Like last year, the crowd ate it up. Homeboys and their babies got down, the hipsters air guitared it with wild abandon, the old folks from the nearby complexes and the Roland Parkers tried to shake it (A prestine elder from Roland Park pulled the twist next to us, good for a laugh). Then, after the awards, the contestants hit the stage and the day culminated with a drunken rendition of Queen’s “We are the Champions.” Darkness hit as the song kicked off, and the little Hampden girls sang on stage with little African-American kids, the hipsters and punkassses and contest finalists swayed arm in arm, belting out this sappy song and everyone digged everyone else and bathed in the euphoria that soaked 36th Street.

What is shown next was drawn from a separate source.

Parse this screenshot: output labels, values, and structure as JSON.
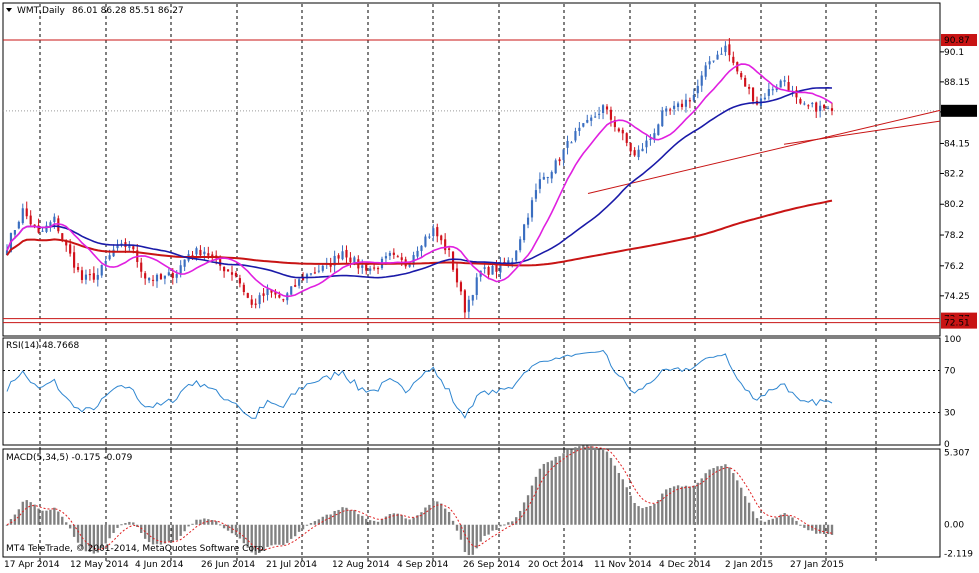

If there was any feasible way to bottle the essence of what was left on that asphalt way last Saturday, that pure energy of togetherness, you’d be a millionaire.
Course, then a gutter punk skateboarder stole the mic and shouted “Everyone has AIDS!” Kids say the darndest shit I swear.
It’s an ideal of course. The punk kids will break into a car for a joyride, the hipsters will drive back to the suburbs whence they came and become 40-something suburb yuppies, the Roland Parkers will think it quant and keep their noses turned upward. But, even for a fleeting moment its fun to live in ideals, to ponder the notion of an alternative existence where we respect each other with out stealing each others shit, shooting each other and otherwise encroaching on each other existence. Be nice if we can get to that point someday. ‘Til then, I’ll keep looking to Hampdenfest for my fix.